The SHRM 2012 Diversity & Inclusion Conference kicked off Monday in Chicago with 2011 Nobel Peace Prize winner Leymah Gbowee, a Liberian peace activist. Under her leadership, both Christian and Muslim women came together as part of a non-violent movement that helped to put a stop to the civil war in Liberia in 2003.
Her message was simple as it was powerful: It’s human nature to tend to go about categorizing people —“angry black woman,” “brutal black man,” “weird white man,” were some examples she provided — but when we inherit such stereotypes as truth, we do ourselves a disservice by focusing on our differences rather than our similarities.
“Stop looking at Muslim head scarves and look at their faces, stop looking at beards and look at their faces, stop looking at crosses [on women’s necklaces] and look at their faces,” she said.

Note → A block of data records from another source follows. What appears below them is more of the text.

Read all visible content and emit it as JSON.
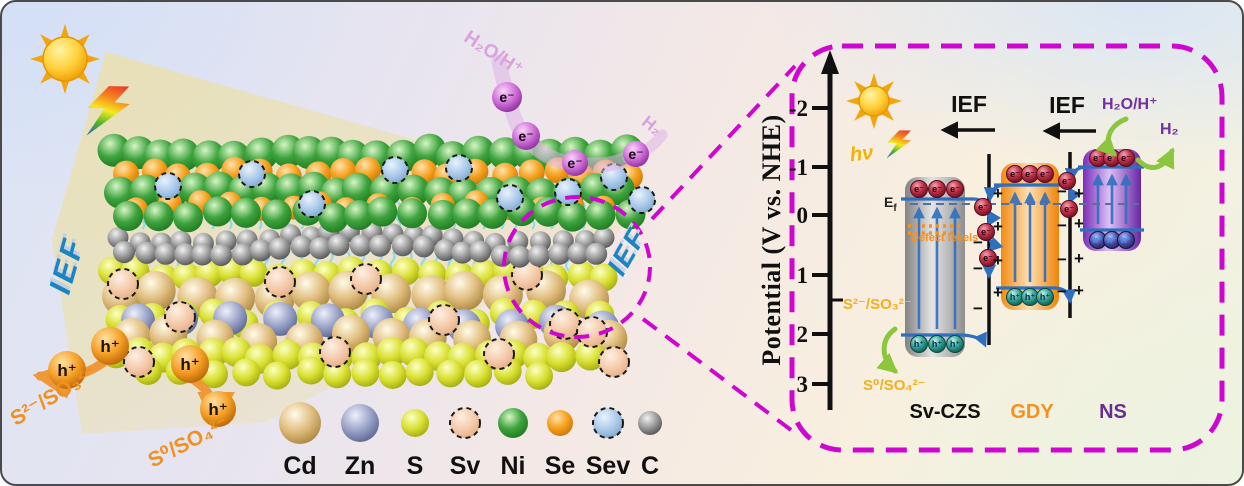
{
  "symbols": {
    "electron": "e⁻",
    "hole": "h⁺",
    "plus": "+",
    "minus": "−"
  },
  "left_scene": {
    "ief_left": "IEF",
    "ief_mid": "IEF",
    "h2o_label": "H₂O/H⁺",
    "h2_label": "H₂",
    "s2_so3_label": "S²⁻/SO₃²⁻",
    "s0_so4_label": "S⁰/SO₄²⁻",
    "legend": [
      {
        "symbol": "Cd",
        "color": "#d9b87c",
        "r": 21,
        "dashed": false,
        "grad": "g-cd"
      },
      {
        "symbol": "Zn",
        "color": "#8f97bd",
        "r": 19,
        "dashed": false,
        "grad": "g-zn"
      },
      {
        "symbol": "S",
        "color": "#dde23a",
        "r": 14,
        "dashed": false,
        "grad": "g-s"
      },
      {
        "symbol": "Sv",
        "color": "#f7cfb2",
        "r": 15,
        "dashed": true,
        "grad": "g-sv"
      },
      {
        "symbol": "Ni",
        "color": "#45b045",
        "r": 15,
        "dashed": false,
        "grad": "g-ni"
      },
      {
        "symbol": "Se",
        "color": "#f39c14",
        "r": 13,
        "dashed": false,
        "grad": "g-se"
      },
      {
        "symbol": "Sev",
        "color": "#a9c9e9",
        "r": 15,
        "dashed": true,
        "grad": "g-sev"
      },
      {
        "symbol": "C",
        "color": "#8f8f8f",
        "r": 12,
        "dashed": false,
        "grad": "g-c"
      }
    ]
  },
  "right_panel": {
    "axis_label": "Potential (V vs. NHE)",
    "ticks": [
      "-2",
      "-1",
      "0",
      "1",
      "2",
      "3"
    ],
    "hv_label": "hν",
    "ief_1": "IEF",
    "ief_2": "IEF",
    "h2o_label": "H₂O/H⁺",
    "h2_label": "H₂",
    "ef_main": "E",
    "ef_sub": "f",
    "defect_label": "Defect levels",
    "s2_so3_label": "S²⁻/SO₃²⁻",
    "s0_so4_label": "S⁰/SO₄²⁻",
    "materials": [
      {
        "name": "Sv-CZS",
        "label_color": "#101010"
      },
      {
        "name": "GDY",
        "label_color": "#f5921e"
      },
      {
        "name": "NS",
        "label_color": "#6a2d91"
      }
    ]
  },
  "colors": {
    "callout_magenta": "#cf06cf",
    "ief_blue": "#1a85c2",
    "band_line_blue": "#2f6fc0",
    "hole_arrow_orange": "#f0922b",
    "gold_label": "#f2b01e",
    "green_arrow": "#8cc63f",
    "purple_text": "#7030a0",
    "electron_purple": "#c06ac8",
    "electron_crimson": "#b52a42",
    "hole_teal": "#2f9e8e",
    "hole_navy": "#30347a"
  }
}
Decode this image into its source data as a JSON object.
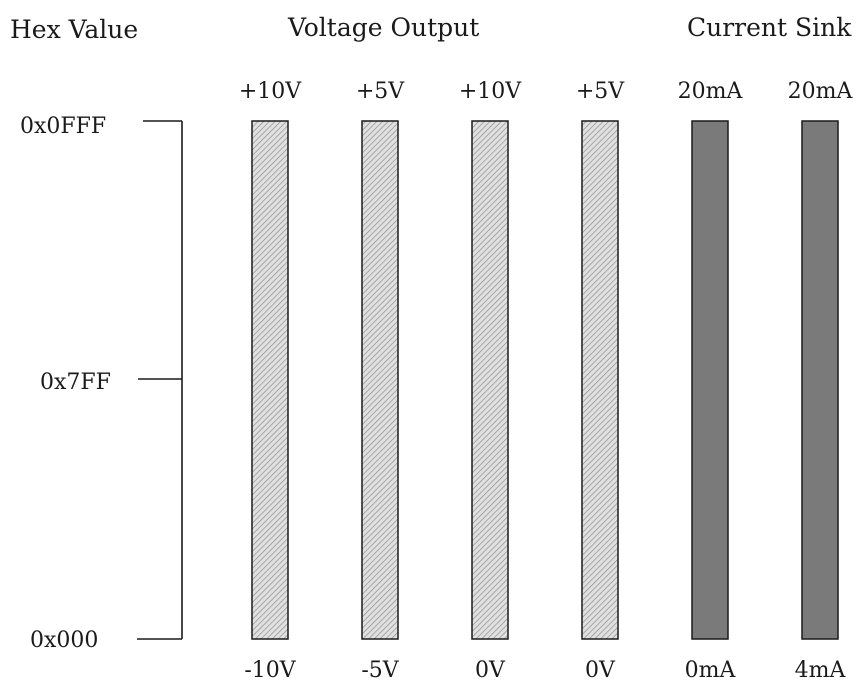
{
  "headings": {
    "hex_value": "Hex Value",
    "voltage_output": "Voltage Output",
    "current_sink": "Current Sink"
  },
  "hex_scale": {
    "top": "0x0FFF",
    "mid": "0x7FF",
    "bottom": "0x000"
  },
  "columns": [
    {
      "top": "+10V",
      "bottom": "-10V",
      "kind": "voltage"
    },
    {
      "top": "+5V",
      "bottom": "-5V",
      "kind": "voltage"
    },
    {
      "top": "+10V",
      "bottom": "0V",
      "kind": "voltage"
    },
    {
      "top": "+5V",
      "bottom": "0V",
      "kind": "voltage"
    },
    {
      "top": "20mA",
      "bottom": "0mA",
      "kind": "current"
    },
    {
      "top": "20mA",
      "bottom": "4mA",
      "kind": "current"
    }
  ],
  "colors": {
    "voltage_fill": "#e0e0e0",
    "voltage_hatch": "#8a8a8a",
    "current_fill": "#7a7a7a",
    "outline": "#1a1a1a"
  }
}
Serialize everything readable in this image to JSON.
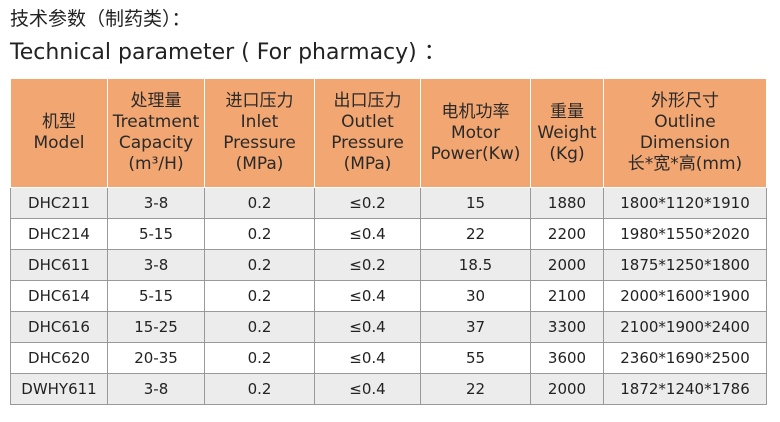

And that, to me, speaks volumes. Because guess what: From my own personal experience, the first thing people see when they look at me is the color of my skin. Then they deduce (or attempt to infer) my ethnicity and often base the conversation on what they think they know about me or my culture. Gbowee shared similar experiences based on some of her travels and speaking engagements in the U.S., where in some instances children — I repeat, children (that’s how far back some stereotypes are ingrained in our society) — would look at her and ask whether she lived in a jungle or rode a donkey to work every day.
That may be laughable to you and me, but the matter itself is the furthest thing from laughable. Yes, diversity leaders, let’s roll up our sleeves, because there is much to be done in our field. And the day we can all put aside our superficial differences and look each other in the face and really see other people for who they are and embrace them, maybe that day we can consider our journey complete.